Il a les yeux plongés dans le brasier devant lui. La nuit est noire, et l'absence d'éclairage public fait jaillir les étoiles et les satellites au-dessus de sa tête.
Une paire de phares quitte les lumières de la vallée pour s'engager dans une route en lacets menant, vers son promontoire.
Il avait été réveillé quelques heures plus tôt par un fracas fait de branches émiettées et de troncs écrasés. Un coup d'oeil endormi vers les contrebas de la falaise sur laquelle il se trouvait l'avait conforté dans sa première hypothèse : un rocher avait dévasté une bonne partie des côteaux.
Mais pourquoi ces grandes ombres, aux corps d'araignées, fuient anarchiquement de part et d'autre de la forêt ? Pourquoi les étoiles, à ce moment précis, n'éclairent plus rien ?
"Un corps qui frissonne est un corps qui a froid, Alfred. Un corps qui frissonne est un corps qui a froid. Répète-le, Alfred, répète-le !"
Cela fait maintenant deux heures qu'il se dit ça. Et le feu ne fait pas effet. D'ailleurs c'est un feu qu'il ne connait pas. D'ailleurs c'est un corps qu'il ne connait pas.

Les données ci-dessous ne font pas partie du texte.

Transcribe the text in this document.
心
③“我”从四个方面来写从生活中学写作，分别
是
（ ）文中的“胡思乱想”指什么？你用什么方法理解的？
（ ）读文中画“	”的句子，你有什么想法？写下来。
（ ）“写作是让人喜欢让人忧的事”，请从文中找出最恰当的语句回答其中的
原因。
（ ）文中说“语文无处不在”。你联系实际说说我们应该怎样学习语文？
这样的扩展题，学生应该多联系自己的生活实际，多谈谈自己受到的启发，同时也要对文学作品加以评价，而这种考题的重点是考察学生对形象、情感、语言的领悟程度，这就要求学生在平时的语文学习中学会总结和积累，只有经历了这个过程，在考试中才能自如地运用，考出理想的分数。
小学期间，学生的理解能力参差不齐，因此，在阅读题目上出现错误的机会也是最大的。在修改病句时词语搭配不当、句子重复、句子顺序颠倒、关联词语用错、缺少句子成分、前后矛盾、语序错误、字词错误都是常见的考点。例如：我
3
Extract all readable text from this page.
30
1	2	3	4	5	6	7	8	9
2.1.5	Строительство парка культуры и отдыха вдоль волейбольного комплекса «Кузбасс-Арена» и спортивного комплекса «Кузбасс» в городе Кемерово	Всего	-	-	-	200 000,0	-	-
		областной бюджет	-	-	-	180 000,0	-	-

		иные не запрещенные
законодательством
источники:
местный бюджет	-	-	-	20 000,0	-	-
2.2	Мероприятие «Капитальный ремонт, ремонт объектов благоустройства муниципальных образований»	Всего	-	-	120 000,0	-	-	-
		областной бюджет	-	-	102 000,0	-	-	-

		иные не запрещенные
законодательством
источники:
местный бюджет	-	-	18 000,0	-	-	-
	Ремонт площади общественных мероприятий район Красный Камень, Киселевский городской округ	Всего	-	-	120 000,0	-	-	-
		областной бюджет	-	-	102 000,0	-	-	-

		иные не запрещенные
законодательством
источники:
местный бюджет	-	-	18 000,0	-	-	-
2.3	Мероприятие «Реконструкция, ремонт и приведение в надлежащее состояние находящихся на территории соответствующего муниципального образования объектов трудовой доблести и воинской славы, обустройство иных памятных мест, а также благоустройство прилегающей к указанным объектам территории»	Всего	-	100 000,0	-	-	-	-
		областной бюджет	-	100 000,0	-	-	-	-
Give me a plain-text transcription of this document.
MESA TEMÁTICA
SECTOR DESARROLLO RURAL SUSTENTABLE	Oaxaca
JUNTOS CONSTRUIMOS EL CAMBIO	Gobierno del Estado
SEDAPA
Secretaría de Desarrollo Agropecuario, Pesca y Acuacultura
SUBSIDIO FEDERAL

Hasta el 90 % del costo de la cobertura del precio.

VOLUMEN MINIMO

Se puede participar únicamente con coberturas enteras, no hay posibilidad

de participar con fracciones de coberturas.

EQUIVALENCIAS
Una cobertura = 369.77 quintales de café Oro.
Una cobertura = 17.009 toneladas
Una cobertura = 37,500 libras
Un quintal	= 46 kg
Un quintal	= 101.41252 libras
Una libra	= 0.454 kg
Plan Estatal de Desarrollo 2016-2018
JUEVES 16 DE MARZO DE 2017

Il se lève et regarde la route en lacets qui va de la vallée jusqu'à son promontoire. Les phares montent lentement. Plus que deux tournants, et ils seront aux abords du dernier village avant les alpages.
Les restes du feu sont enfouis sous un peu de poussière. Place à l'action. Caméra, travelling arrière. Il disparait dans les fourrés.
Caméra à l'épaule. Les épines de rhododendron lui déchire le visage et les avant-bras, mais il ne s'arrête pas. Pas tout de suite, car un corps en mouvement est un corps qui vit.
"Tu entends Alfred ? Un corps en mouvement est un corps qui vit!"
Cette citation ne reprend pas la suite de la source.